Al final, Pi y Margall duraría lo que el canto de un gallo. Treintaisiete días después dejaría el cargo sin poder sacar adelante la ley de separación entre Iglesia y Estado, detener a los levantiscos carlistas en Cataluña y País Vasco, agotado por la erosión a la república por parte del dicharachero cantonalismo y cansado de batallar con sus propias canas.

A continuación vino Nicolás Salmerón, medico e historiador, excelente persona pero algo pusilánime para torear en plaza tan soberana como el ruedo patrio. Tal como un 7 de septiembre, se negaría a firmar las órdenes de ejecución de varias docenas de soldados que habían desertado pasándose a las filas carlistas y dimitió para dedicarse a su particular 'hobby', que no era otro que la metafísica.
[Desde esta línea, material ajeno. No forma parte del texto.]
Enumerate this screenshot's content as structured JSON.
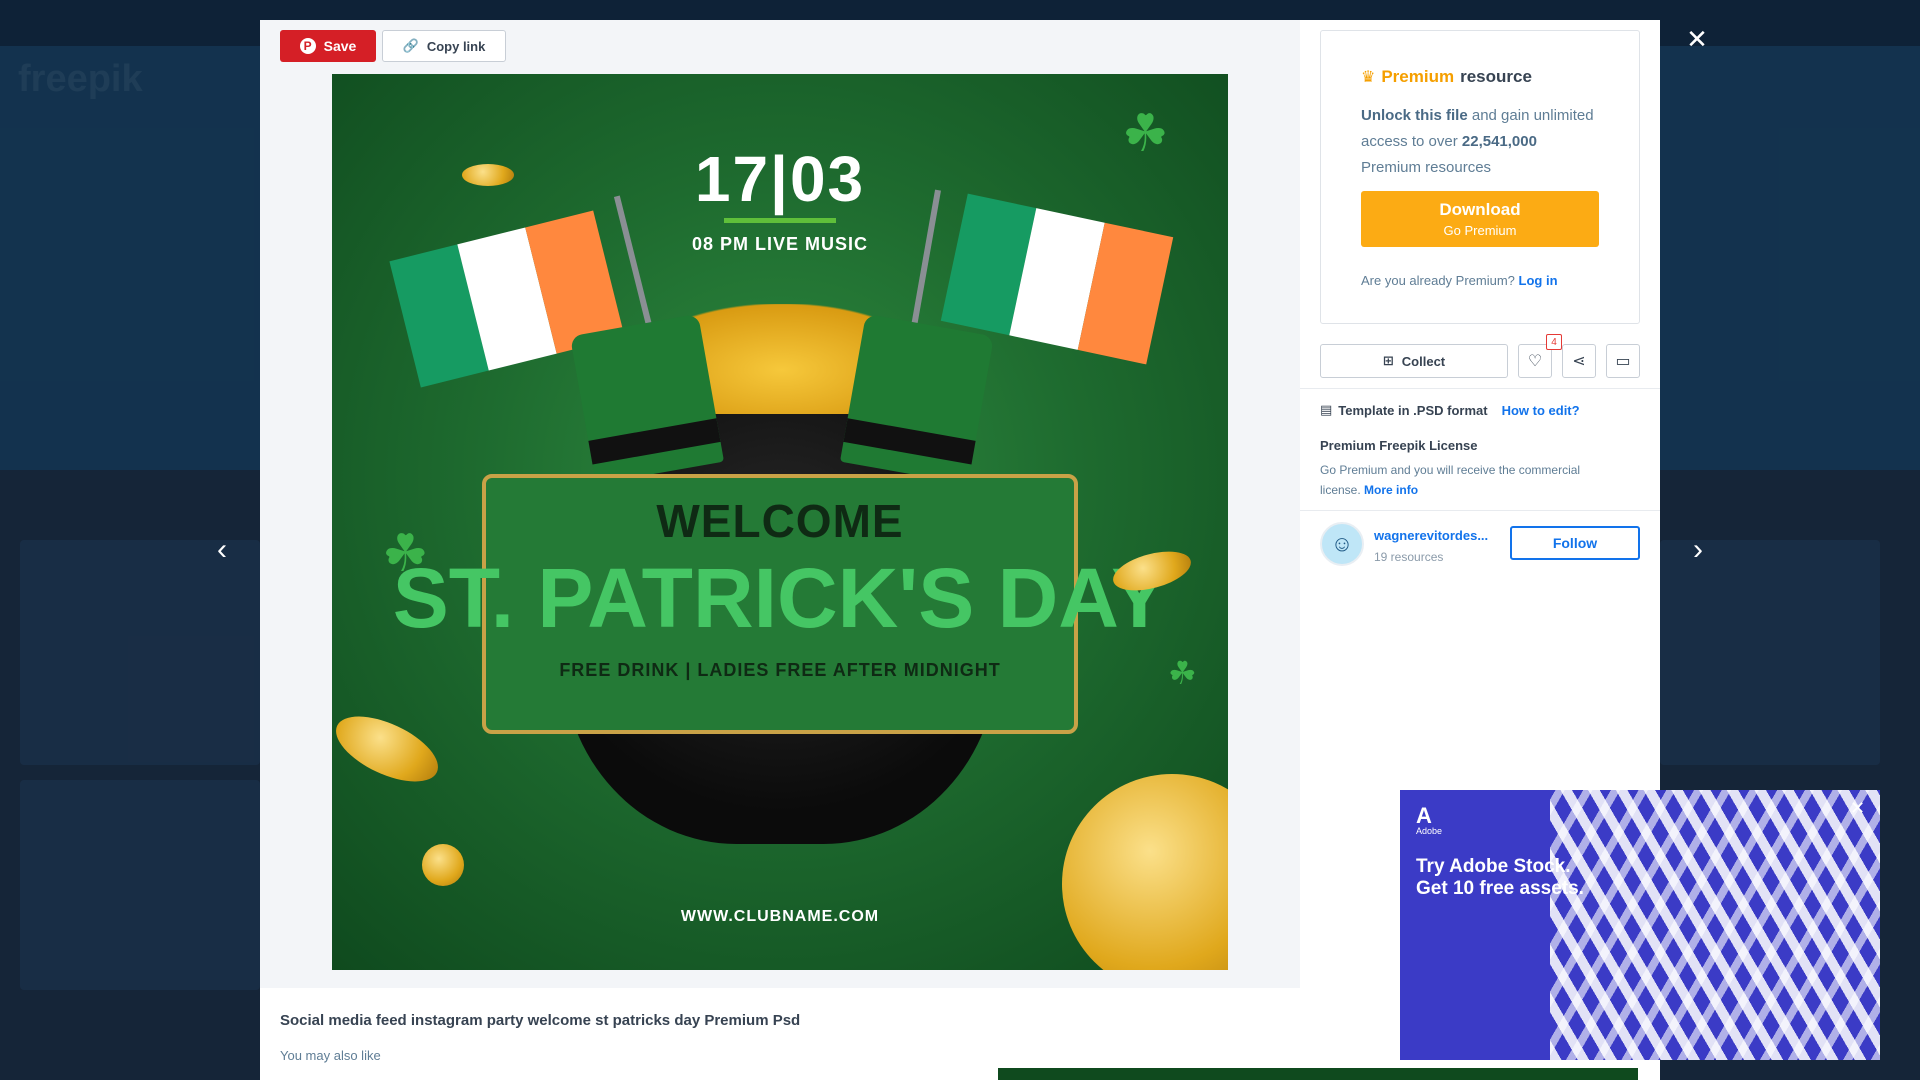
{
  "background": {
    "logo": "freepik"
  },
  "modal": {
    "close_icon": "close-icon",
    "prev_icon": "chevron-left-icon",
    "next_icon": "chevron-right-icon"
  },
  "toolbar": {
    "save_label": "Save",
    "copy_link_label": "Copy link"
  },
  "flyer": {
    "date": "17|03",
    "time": "08 PM LIVE MUSIC",
    "welcome": "WELCOME",
    "headline": "ST. PATRICK'S DAY",
    "tagline": "FREE DRINK | LADIES FREE AFTER MIDNIGHT",
    "url": "WWW.CLUBNAME.COM",
    "colors": {
      "background": "#1e6b2f",
      "headline": "#45c664",
      "flag_green": "#169b62",
      "flag_white": "#ffffff",
      "flag_orange": "#ff883e"
    }
  },
  "info": {
    "title": "Social media feed instagram party welcome st patricks day Premium Psd",
    "also_like": "You may also like"
  },
  "premium": {
    "label_highlight": "Premium",
    "label_rest": "resource",
    "unlock_bold": "Unlock this file",
    "unlock_rest": "and gain unlimited access to over",
    "count": "22,541,000",
    "count_rest": "Premium resources",
    "download_main": "Download",
    "download_sub": "Go Premium",
    "already_text": "Are you already Premium?",
    "login": "Log in"
  },
  "actions": {
    "collect_label": "Collect",
    "like_count": "4"
  },
  "details": {
    "format": "Template in .PSD format",
    "how_to_edit": "How to edit?",
    "license_title": "Premium Freepik License",
    "license_text": "Go Premium and you will receive the commercial license.",
    "more_info": "More info"
  },
  "author": {
    "name": "wagnerevitordes...",
    "resources": "19 resources",
    "follow_label": "Follow"
  },
  "ad": {
    "brand": "Adobe",
    "headline_1": "Try Adobe Stock.",
    "headline_2": "Get 10 free assets.",
    "accent": "#3b3bc6"
  }
}
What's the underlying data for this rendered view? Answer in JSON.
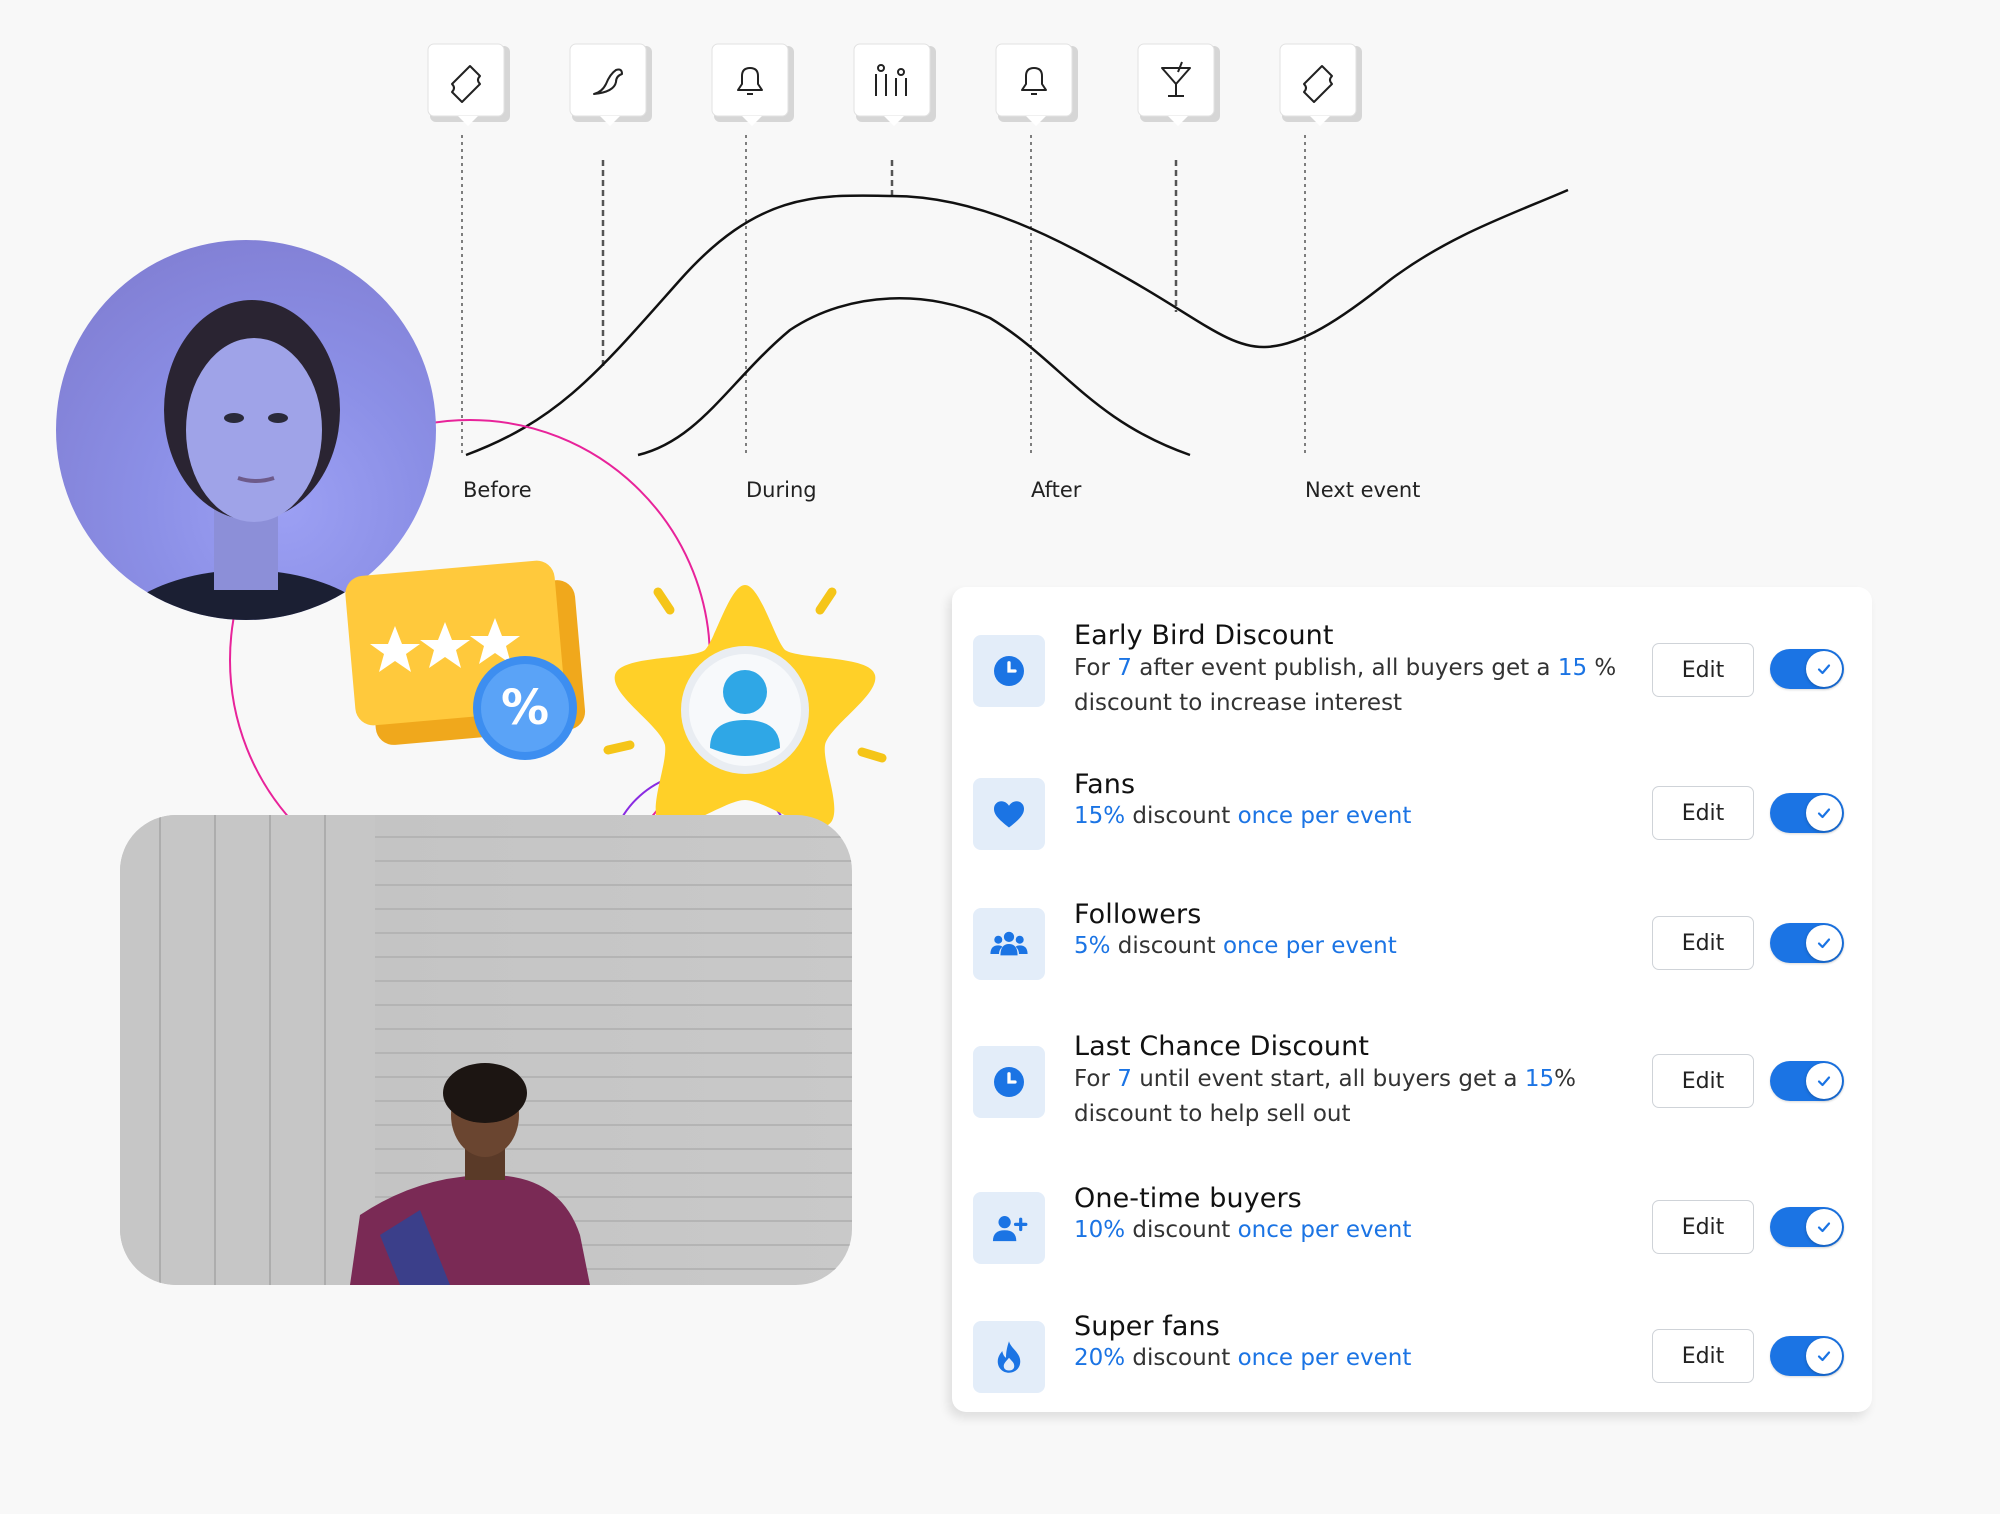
{
  "timeline": {
    "stages": [
      "Before",
      "During",
      "After",
      "Next event"
    ],
    "markers": [
      {
        "icon": "ticket-icon"
      },
      {
        "icon": "bird-icon"
      },
      {
        "icon": "bell-icon"
      },
      {
        "icon": "family-icon"
      },
      {
        "icon": "bell-icon"
      },
      {
        "icon": "cocktail-icon"
      },
      {
        "icon": "ticket-icon"
      }
    ]
  },
  "decor": {
    "card_icon": "percent-rating-card-icon",
    "star_icon": "star-user-icon",
    "ring_colors": [
      "#e8239a",
      "#8a2be2"
    ]
  },
  "panel": {
    "edit_label": "Edit",
    "rows": [
      {
        "icon": "clock-icon",
        "title": "Early Bird Discount",
        "desc": [
          {
            "t": "For ",
            "h": false
          },
          {
            "t": "7",
            "h": true
          },
          {
            "t": " after event publish, all buyers get a ",
            "h": false
          },
          {
            "t": "15",
            "h": true
          },
          {
            "t": " % discount to increase interest",
            "h": false
          }
        ],
        "enabled": true
      },
      {
        "icon": "heart-icon",
        "title": "Fans",
        "desc": [
          {
            "t": "15%",
            "h": true
          },
          {
            "t": " discount ",
            "h": false
          },
          {
            "t": "once per event",
            "h": true
          }
        ],
        "enabled": true
      },
      {
        "icon": "group-icon",
        "title": "Followers",
        "desc": [
          {
            "t": "5%",
            "h": true
          },
          {
            "t": " discount ",
            "h": false
          },
          {
            "t": "once per event",
            "h": true
          }
        ],
        "enabled": true
      },
      {
        "icon": "clock-icon",
        "title": "Last Chance Discount",
        "desc": [
          {
            "t": "For ",
            "h": false
          },
          {
            "t": "7",
            "h": true
          },
          {
            "t": " until event start, all buyers get a ",
            "h": false
          },
          {
            "t": "15",
            "h": true
          },
          {
            "t": "% discount to help sell out",
            "h": false
          }
        ],
        "enabled": true
      },
      {
        "icon": "add-user-icon",
        "title": "One-time buyers",
        "desc": [
          {
            "t": "10%",
            "h": true
          },
          {
            "t": " discount ",
            "h": false
          },
          {
            "t": "once per event",
            "h": true
          }
        ],
        "enabled": true
      },
      {
        "icon": "flame-icon",
        "title": "Super fans",
        "desc": [
          {
            "t": "20%",
            "h": true
          },
          {
            "t": " discount ",
            "h": false
          },
          {
            "t": "once per event",
            "h": true
          }
        ],
        "enabled": true
      }
    ]
  }
}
Cuando todo parecía apuntar a un aterrizaje en un Estado moderno y sosegado con el genial orador Castelar –el siguiente en la lista–, este hombre prudente y de elevadas dotes diplomáticas, vio que se le iba de las manos la delicada situación nacional en la que cada vez era más lejano un quórum o acuerdo de mínimos. Además, estaban los uniformados enredando por ahí para salvar a la patria de un previsible naufragio, cuando en buena medida habían contribuido al desconcierto con discretos ruidos de sables, ora imperceptibles, ora audibles a conveniencia; vamos, que opinaban en diferido.

Estaban los uniformados enredando por ahí para salvar a la patria de un previsible naufragio, cuando en buena medida habían contribuido al desconcierto

Y así llegamos al general Pavía, republicano sí, pero de palo y tentetieso, que se coló en el Congreso y no precisamente de puntillas, para entregarles –en eso fue muy formal–, una carta a sus señorías en la que les conminaba a desalojar “el local” so pena de pasar a mayores. Hubo un breve debate –el uniformado fue generoso con el tiempo de reflexión–, y los diputados decidieron sabiamente morir cuando les llegara el momento.

La Iª República fue quizás la mejor carta que tuvimos durante el largo siglo XIX.

España no cabe duda, es un país en el que es difícil aburrirse.

'Para quien no sabe lo que quiere, ningún camino es transitable'.